The origins of theatre are in morality, healing and community. It was linked to the religious; the worship of Dionysus for the Greeks or the shamanic encounter with the spirit world in parallel traditions practiced in Africa, South America, Asia and Europe. Dramatherapy continues this shamanic heritage to use drama and theatre with a healing intent.
Just as there are many types of theatre, there are many applications of theatre within dramatherapy. The audience may be a community or a single therapist. Some forms use a pre-existing text, some are original writing. Some are rehearsed and some are improvised. Some are to be viewed but most are participatory.
Covid changed the way dramatherapy was delivered. There were restrictions on group sizes, touch was discouraged, props became a contagion hazard. In many cases the therapy had to move to online.
The use of film and virtual reality as part of therapy were being explored before Covid but have had a renewed focus this year with technology allowing us to explore new possibilities such as the use of virtual backgrounds and filters on video calls, a novel take on set and costume.
Yet the sensory does not translate to the screen and the therapeutic impact of touch and eye contact are removed.

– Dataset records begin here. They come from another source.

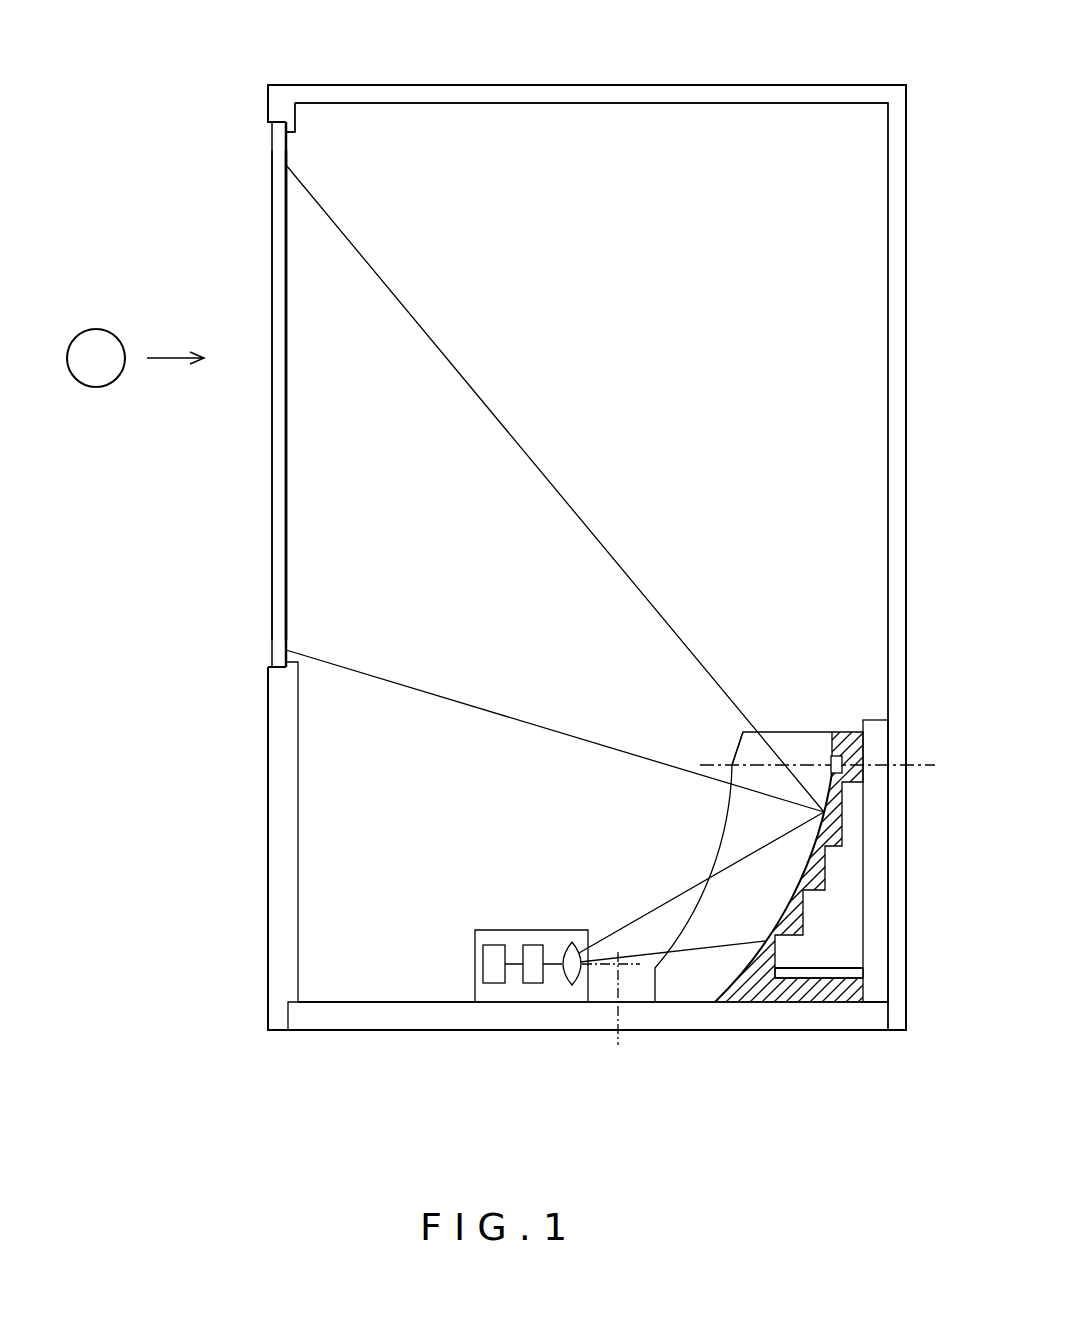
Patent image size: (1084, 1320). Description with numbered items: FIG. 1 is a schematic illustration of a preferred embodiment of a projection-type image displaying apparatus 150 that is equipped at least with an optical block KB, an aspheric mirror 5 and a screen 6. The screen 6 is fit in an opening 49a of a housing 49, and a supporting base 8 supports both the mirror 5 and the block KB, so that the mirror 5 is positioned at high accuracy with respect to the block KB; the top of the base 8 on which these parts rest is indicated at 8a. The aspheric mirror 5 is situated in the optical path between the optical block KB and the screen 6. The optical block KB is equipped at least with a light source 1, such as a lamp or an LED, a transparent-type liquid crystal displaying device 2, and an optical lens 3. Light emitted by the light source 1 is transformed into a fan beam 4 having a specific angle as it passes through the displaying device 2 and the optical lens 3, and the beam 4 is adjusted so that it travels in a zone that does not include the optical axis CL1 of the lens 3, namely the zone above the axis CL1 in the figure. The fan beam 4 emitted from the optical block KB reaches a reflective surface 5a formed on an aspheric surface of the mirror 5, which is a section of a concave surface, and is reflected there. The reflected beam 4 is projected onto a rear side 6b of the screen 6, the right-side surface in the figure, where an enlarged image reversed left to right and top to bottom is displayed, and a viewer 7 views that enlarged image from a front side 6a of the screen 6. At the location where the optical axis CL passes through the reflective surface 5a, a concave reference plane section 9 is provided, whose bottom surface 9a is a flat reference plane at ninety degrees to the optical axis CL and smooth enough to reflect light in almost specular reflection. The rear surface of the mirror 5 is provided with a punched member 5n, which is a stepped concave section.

The projection-type image displaying apparatus 150 is at (806, 27).
The housing 49 is at (551, 85).
The opening 49a is at (297, 133).
The screen 6 is at (272, 236).
The front side 6a is at (272, 516).
The rear side 6b is at (290, 516).
The viewer 7 is at (97, 330).
The supporting base 8 is at (368, 1030).
The base plate upper surface 8a is at (338, 1002).
The optical block KB is at (497, 930).
The light source 1 is at (493, 983).
The transparent-type liquid crystal displaying device 2 is at (536, 983).
The optical lens 3 is at (572, 985).
The optical axis CL1 is at (619, 1026).
The fan beam 4 is at (642, 915).
The concave reference plane section 9 is at (801, 744).
The bottom surface 9a is at (832, 756).
The optical axis CL is at (712, 760).
The aspheric mirror 5 is at (848, 732).
The reflective surface 5a is at (802, 872).
The punched member 5n is at (807, 910).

This talk will consider what we gained, what we lost, and what are the core truths which will guide the next stage of development for theatre as therapy.
Amy is a dramatherapist practicing in the UK. She works for the NHS with adolescents with mental ill health as well as in private practice called Play It Through. Amy is on the Executive Committee for the British Association of Dramatherapists where she helped write guidance on how to move dramathrapy to the online world. Amy is also part of the theatre collective The UnDisposables where she has written and directed pieces exploring mental health.